Mass Spectrometry was introduced at the “State University of Mons” – Université de l’Etat à Mons – in the late sixties by Prof André Maquestiau and Prof Robert Flammang as part of the analytical methods to support organic synthesis of heterocyclic compounds.
Both colleagues fastly realized that mass spectrometry for organic molecules was still in its childhood and that more specific experiments had to be undertaken to understand the physico-chemical processes undergone by molecules exposed to electronic and chemical ionizations. They then became key actors in the field of Gas Phase Ion Chemistry and participated to the development of organic mass spectrometry with eminent colleagues such as Prof Nibberring, Schwarz, Audier, Bouchoux, Cookes, Beynon and many more…
They also realized that the commercially available mass spectrometers remained, at that time, quite limited to decipher the chemistry of gaseous ions and entered in a phase of development and modifications of instruments. The first breakthrough was, in 1976, the modification of a Varian MAT 311 A (reversed geometry) by the installation of a collision cell between the magnetic and the electric sectors and E (Bull Soc Chim Bel 1976).
Insertion of a collision cell between the magnetic and the electric sectors within a Varian MAT 311 A, reversed geometry mass spectrometer (1976)
In 1976, surfing the wave, they went a step even further by deeply modifying their AEI MS902 mass spectrometer (EB geometry) by the installation of an additional electric sector together with a collision cell to afford the original EBE geometry (Bull Soc Chim Bel 1978).
Modification of AEI MS902 mass spectrometer (EB geometry) by the installation of an additional electric sector together with a collision (1978)
Both the original mass spectrometers allowed efficient ion manipulations, including high resolution measurements, collision-induced dissociation experiments and Metastable Ion Kinetic Energy Spectrometry (MIKES) experiments.
As for a demonstration of the relevance of those modifications, Prof Beynon sent the following letter to Prof Maquestiau & Flammang in 1978.

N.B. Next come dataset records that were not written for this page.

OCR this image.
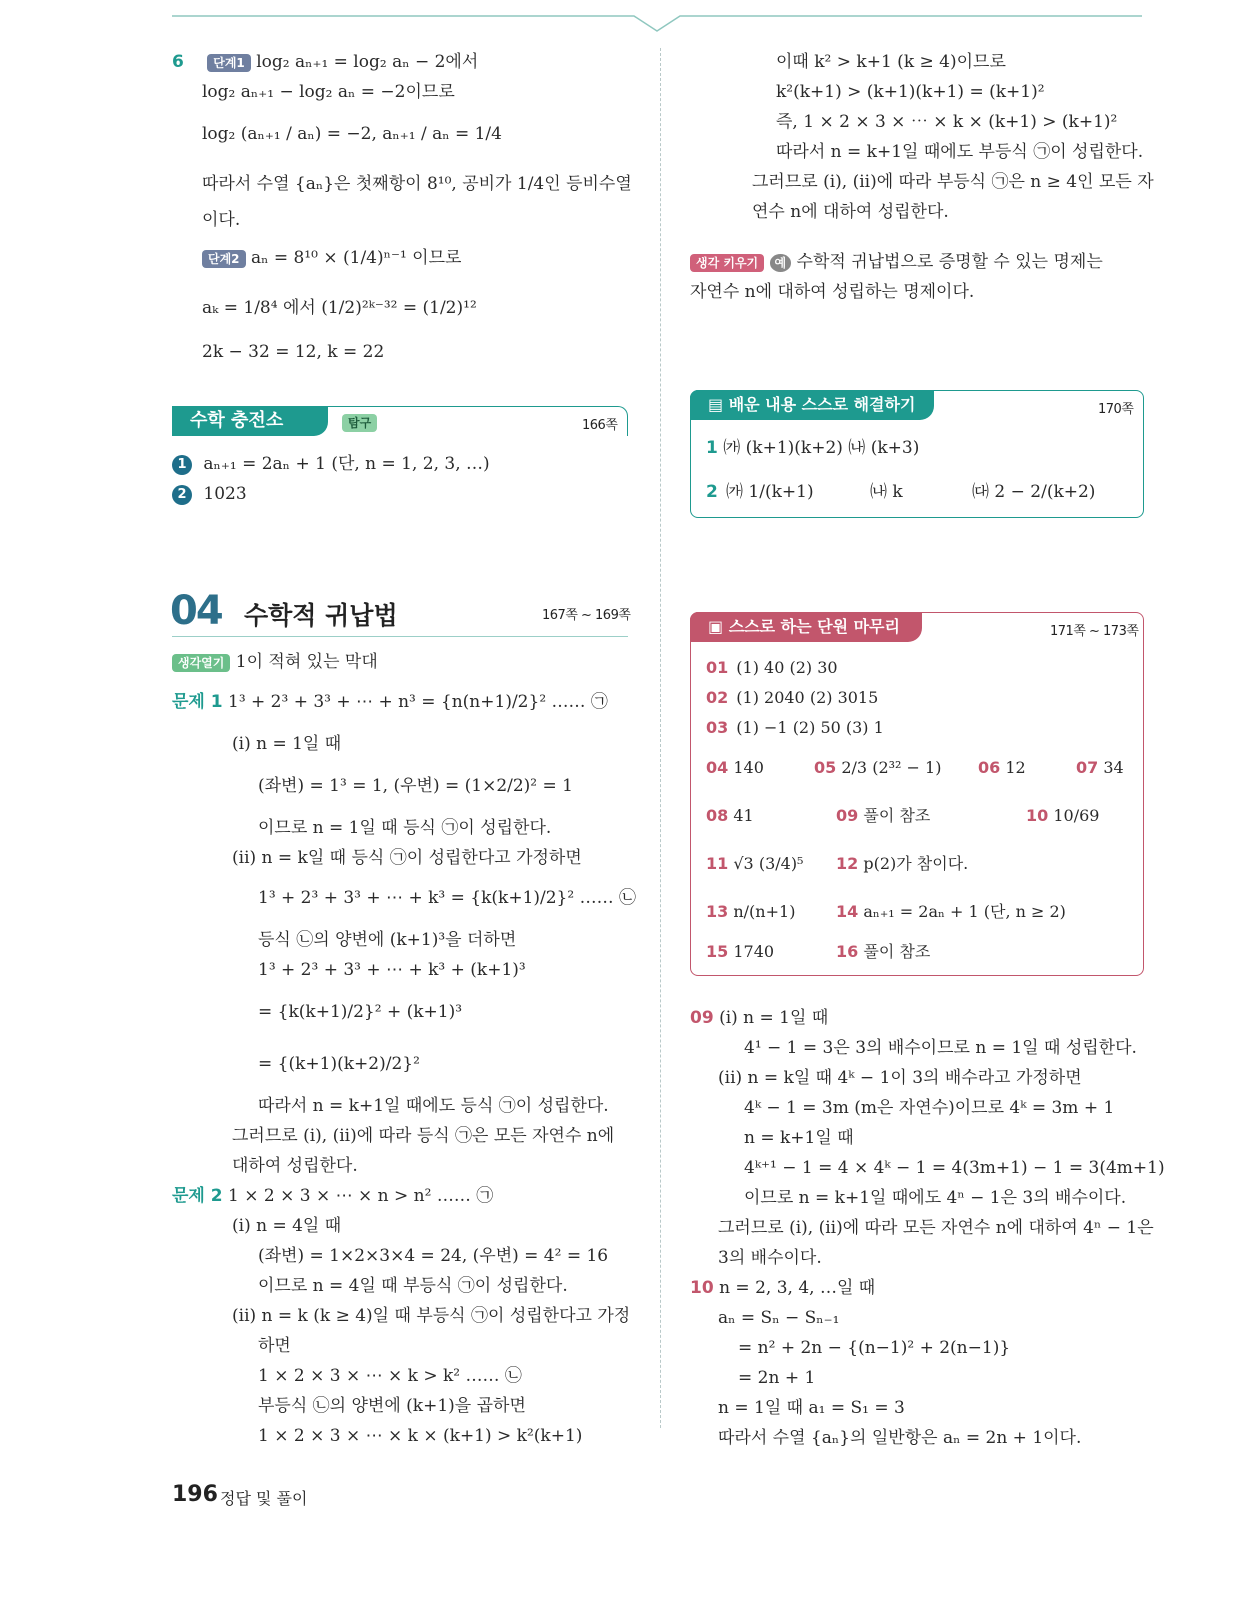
6 단계1 log₂ aₙ₊₁ = log₂ aₙ − 2에서
log₂ aₙ₊₁ − log₂ aₙ = −2이므로
log₂ (aₙ₊₁ / aₙ) = −2, aₙ₊₁ / aₙ = 1/4
따라서 수열 {aₙ}은 첫째항이 8¹⁰, 공비가 1/4인 등비수열
이다.
단계2 aₙ = 8¹⁰ × (1/4)ⁿ⁻¹ 이므로
aₖ = 1/8⁴ 에서 (1/2)²ᵏ⁻³² = (1/2)¹²
2k − 32 = 12, k = 22
수학 충전소	탐구	166쪽
1 aₙ₊₁ = 2aₙ + 1 (단, n = 1, 2, 3, …)
2 1023
04 수학적 귀납법	167쪽 ~ 169쪽
생각열기 1이 적혀 있는 막대
문제 1 1³ + 2³ + 3³ + ⋯ + n³ = {n(n+1)/2}² …… ㉠
(i) n = 1일 때
(좌변) = 1³ = 1, (우변) = (1×2/2)² = 1
이므로 n = 1일 때 등식 ㉠이 성립한다.
(ii) n = k일 때 등식 ㉠이 성립한다고 가정하면
1³ + 2³ + 3³ + ⋯ + k³ = {k(k+1)/2}² …… ㉡
등식 ㉡의 양변에 (k+1)³을 더하면
1³ + 2³ + 3³ + ⋯ + k³ + (k+1)³
= {k(k+1)/2}² + (k+1)³
= {(k+1)(k+2)/2}²
따라서 n = k+1일 때에도 등식 ㉠이 성립한다.
그러므로 (i), (ii)에 따라 등식 ㉠은 모든 자연수 n에
대하여 성립한다.
문제 2 1 × 2 × 3 × ⋯ × n > n² …… ㉠
(i) n = 4일 때
(좌변) = 1×2×3×4 = 24, (우변) = 4² = 16
이므로 n = 4일 때 부등식 ㉠이 성립한다.
(ii) n = k (k ≥ 4)일 때 부등식 ㉠이 성립한다고 가정
하면
1 × 2 × 3 × ⋯ × k > k² …… ㉡
부등식 ㉡의 양변에 (k+1)을 곱하면
1 × 2 × 3 × ⋯ × k × (k+1) > k²(k+1)
이때 k² > k+1 (k ≥ 4)이므로
k²(k+1) > (k+1)(k+1) = (k+1)²
즉, 1 × 2 × 3 × ⋯ × k × (k+1) > (k+1)²
따라서 n = k+1일 때에도 부등식 ㉠이 성립한다.
그러므로 (i), (ii)에 따라 부등식 ㉠은 n ≥ 4인 모든 자
연수 n에 대하여 성립한다.
생각 키우기 예 수학적 귀납법으로 증명할 수 있는 명제는
자연수 n에 대하여 성립하는 명제이다.
▤ 배운 내용 스스로 해결하기	170쪽
1 ㈎ (k+1)(k+2) ㈏ (k+3)
2 ㈎ 1/(k+1)	㈏ k	㈐ 2 − 2/(k+2)
▣ 스스로 하는 단원 마무리	171쪽 ~ 173쪽
01 (1) 40 (2) 30
02 (1) 2040 (2) 3015
03 (1) −1 (2) 50 (3) 1
04 140	05 2/3 (2³² − 1) 06 12	07 34
08 41	09 풀이 참조	10 10/69
11 √3 (3/4)⁵ 12 p(2)가 참이다.
13 n/(n+1)	14 aₙ₊₁ = 2aₙ + 1 (단, n ≥ 2)
15 1740	16 풀이 참조
09 (i) n = 1일 때
4¹ − 1 = 3은 3의 배수이므로 n = 1일 때 성립한다.
(ii) n = k일 때 4ᵏ − 1이 3의 배수라고 가정하면
4ᵏ − 1 = 3m (m은 자연수)이므로 4ᵏ = 3m + 1
n = k+1일 때
4ᵏ⁺¹ − 1 = 4 × 4ᵏ − 1 = 4(3m+1) − 1 = 3(4m+1)
이므로 n = k+1일 때에도 4ⁿ − 1은 3의 배수이다.
그러므로 (i), (ii)에 따라 모든 자연수 n에 대하여 4ⁿ − 1은
3의 배수이다.
10 n = 2, 3, 4, …일 때
aₙ = Sₙ − Sₙ₋₁
= n² + 2n − {(n−1)² + 2(n−1)}
= 2n + 1
n = 1일 때 a₁ = S₁ = 3
따라서 수열 {aₙ}의 일반항은 aₙ = 2n + 1이다.
196 정답 및 풀이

Part of a letter from JH Beynon to A Maquestiau and R Flammang
In 1992, Prof Robert Flammang together with Prof Yves Van Haverbeke (head of the organic chemistry lab) acquired the largest sector instrument ever, the VG Autospec 6F. This original mass spectrometer was built following the drawings of Prof Flammang on the basis of the Autospec 3 F mass spectrometer (Int.J.Mass Spectrom. 1992). This wonderful mass spectrometer was able to run, under high resolution conditions (R > 60.000 @ 5 %), MSn as well as neutralization-reionization experiments in electronic, chemical ionization and lSIMS.
VG Autospec 6F mass spectrometer (1992) : 6 sector instruments presenting the original EBEEBE geometry (IJMS 1992).
In 1995, this instrument was again modified by inserting an rf-only quadrupole cell within E3 and E4 to allow running associative ion/molecule reactions (Int.J.Mass Spectrom. 1995).
In 2001, a Waters QToF 2 mass spectrometer was acquired by the laboratory. MALDI-ToF capabilities emerged in the lab in 2006 by the acquisition of the Waters QToF premier mass spectrometer. Recently, in 2015, a Waters Synapt G2-Si instrument with ion mobility was acquired. The introduction of Electrospray ionization, MALDI and ion mobility in the laboratory paves the way to modern mass spectrometry researches as described in the “Research @ S2MOs” pages.